Filed in a Washington, D.C., courtroom—presided over by a judge who once described Miller as “that haunted stapler of a man”—the complaint names “The Constitution of the United States, et al.” as the defendant, accusing the document of “favoring diversity, promoting rights, and undermining Miller’s core mission of legally sanctioned scowling.”


According to the lawsuit, Miller has suffered “unparalleled humiliation” after repeated court rulings blocking his immigration policies, including last week’s decision halting ICE raids in California. The filing included screenshots of critical tweets, an unopened bottle of pomade, and a series of diary entries that read, in part: “They keep citing the 14th Amendment like it’s a Harry Potter spell. Why does everyone get due process but me?”


Miller’s lawyer, a man wearing a powdered wig and humming "God Bless America" off-key, argued that the Constitution has been “weaponized” against those “who simply want to deport entire ethnic communities without fuss.”
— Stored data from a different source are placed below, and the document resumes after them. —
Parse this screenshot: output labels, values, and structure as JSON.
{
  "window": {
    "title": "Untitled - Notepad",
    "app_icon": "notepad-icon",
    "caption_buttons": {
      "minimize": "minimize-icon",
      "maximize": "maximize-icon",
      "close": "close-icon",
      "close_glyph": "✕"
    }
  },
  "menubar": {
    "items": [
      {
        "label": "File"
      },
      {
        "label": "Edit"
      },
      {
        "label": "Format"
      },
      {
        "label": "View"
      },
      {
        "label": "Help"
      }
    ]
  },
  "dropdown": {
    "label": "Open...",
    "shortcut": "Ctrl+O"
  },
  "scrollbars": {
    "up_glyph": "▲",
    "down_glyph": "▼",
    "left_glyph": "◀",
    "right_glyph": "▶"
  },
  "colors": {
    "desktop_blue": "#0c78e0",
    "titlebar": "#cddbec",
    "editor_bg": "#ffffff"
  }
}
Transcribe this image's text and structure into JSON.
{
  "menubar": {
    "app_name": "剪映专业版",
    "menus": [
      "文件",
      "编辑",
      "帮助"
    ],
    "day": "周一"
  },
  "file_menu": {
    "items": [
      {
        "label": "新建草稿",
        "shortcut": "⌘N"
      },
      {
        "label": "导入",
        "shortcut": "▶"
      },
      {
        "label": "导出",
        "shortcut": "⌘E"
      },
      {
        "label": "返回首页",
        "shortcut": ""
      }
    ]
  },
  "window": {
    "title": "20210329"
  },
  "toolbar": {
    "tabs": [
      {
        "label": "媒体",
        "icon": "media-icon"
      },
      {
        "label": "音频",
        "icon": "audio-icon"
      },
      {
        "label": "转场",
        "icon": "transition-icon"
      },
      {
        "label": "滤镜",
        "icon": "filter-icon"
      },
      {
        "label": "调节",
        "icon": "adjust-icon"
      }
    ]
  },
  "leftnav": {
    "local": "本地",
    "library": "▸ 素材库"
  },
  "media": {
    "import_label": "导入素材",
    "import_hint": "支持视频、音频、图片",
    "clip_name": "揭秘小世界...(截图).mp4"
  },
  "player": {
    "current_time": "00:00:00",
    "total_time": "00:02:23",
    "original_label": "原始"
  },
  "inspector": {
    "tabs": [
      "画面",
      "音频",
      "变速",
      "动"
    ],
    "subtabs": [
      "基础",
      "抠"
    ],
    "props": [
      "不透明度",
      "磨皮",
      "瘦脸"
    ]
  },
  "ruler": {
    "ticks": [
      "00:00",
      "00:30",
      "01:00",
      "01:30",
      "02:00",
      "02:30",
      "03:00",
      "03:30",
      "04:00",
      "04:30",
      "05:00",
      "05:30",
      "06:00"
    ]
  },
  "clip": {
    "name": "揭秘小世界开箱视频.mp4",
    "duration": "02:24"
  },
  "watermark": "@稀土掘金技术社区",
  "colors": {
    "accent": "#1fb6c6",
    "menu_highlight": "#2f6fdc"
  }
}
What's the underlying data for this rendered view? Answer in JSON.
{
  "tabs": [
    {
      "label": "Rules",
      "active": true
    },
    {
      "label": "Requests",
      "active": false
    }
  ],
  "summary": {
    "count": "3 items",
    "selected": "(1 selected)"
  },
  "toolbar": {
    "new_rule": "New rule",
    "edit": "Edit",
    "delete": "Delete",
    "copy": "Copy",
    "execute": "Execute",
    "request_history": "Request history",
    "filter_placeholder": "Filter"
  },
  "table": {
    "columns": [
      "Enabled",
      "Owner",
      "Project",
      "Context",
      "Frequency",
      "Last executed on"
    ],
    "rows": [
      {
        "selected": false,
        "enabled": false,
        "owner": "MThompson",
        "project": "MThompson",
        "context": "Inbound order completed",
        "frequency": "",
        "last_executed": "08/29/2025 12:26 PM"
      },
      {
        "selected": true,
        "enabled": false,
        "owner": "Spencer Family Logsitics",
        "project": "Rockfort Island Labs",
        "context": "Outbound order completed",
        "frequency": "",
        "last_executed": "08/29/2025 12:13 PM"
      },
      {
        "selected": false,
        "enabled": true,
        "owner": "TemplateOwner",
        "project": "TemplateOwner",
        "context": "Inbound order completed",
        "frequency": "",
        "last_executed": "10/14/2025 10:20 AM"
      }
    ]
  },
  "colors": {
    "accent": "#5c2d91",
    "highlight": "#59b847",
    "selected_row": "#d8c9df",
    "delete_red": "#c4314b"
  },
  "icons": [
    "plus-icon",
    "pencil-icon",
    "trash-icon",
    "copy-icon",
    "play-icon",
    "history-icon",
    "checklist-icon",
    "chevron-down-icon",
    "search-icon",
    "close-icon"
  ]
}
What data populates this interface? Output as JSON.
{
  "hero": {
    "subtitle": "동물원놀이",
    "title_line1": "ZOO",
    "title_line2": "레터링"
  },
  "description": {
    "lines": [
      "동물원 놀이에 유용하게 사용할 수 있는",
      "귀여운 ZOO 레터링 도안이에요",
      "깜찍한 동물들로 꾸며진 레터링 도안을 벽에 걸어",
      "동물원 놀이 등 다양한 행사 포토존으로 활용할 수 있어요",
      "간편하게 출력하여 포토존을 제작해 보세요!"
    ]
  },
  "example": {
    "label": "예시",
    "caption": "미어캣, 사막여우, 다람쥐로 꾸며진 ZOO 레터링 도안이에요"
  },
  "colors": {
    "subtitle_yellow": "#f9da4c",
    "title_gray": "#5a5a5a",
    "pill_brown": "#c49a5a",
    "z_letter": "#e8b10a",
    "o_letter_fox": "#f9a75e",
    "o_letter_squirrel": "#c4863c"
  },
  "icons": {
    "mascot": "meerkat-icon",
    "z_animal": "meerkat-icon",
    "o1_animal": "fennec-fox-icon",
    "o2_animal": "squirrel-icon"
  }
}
When asked if the Constitution could actually be sued, legal experts chuckled politely, then screamed into their briefcases.


One Supreme Court clerk noted, “This is like suing gravity for making you fall on your face. The only difference is gravity doesn’t tweet conspiracy theories.”


As of press time, the Constitution has not responded, although the Bill of Rights issued a statement through the ACLU that read simply: “LOL. No.”


Gavin Newsom Weaponizes Sarcasm, Obliterates Stephen Miller with Constitution and C-Word (1)
Gavin Newsom Weaponizes Sarcasm, Obliterates Stephen Miller with Constitution and C-Word 

Disclaimer


This entire piece of satire was co-written by two sentient humans: the world’s oldest tenured constitutional law professor and a philosophy major turned dairy farmer who once read the entire Immigration and Nationality Act backwards just to win a bar bet. No AI wrote this—unless you count the bureaucratic kind behind Miller’s old press releases.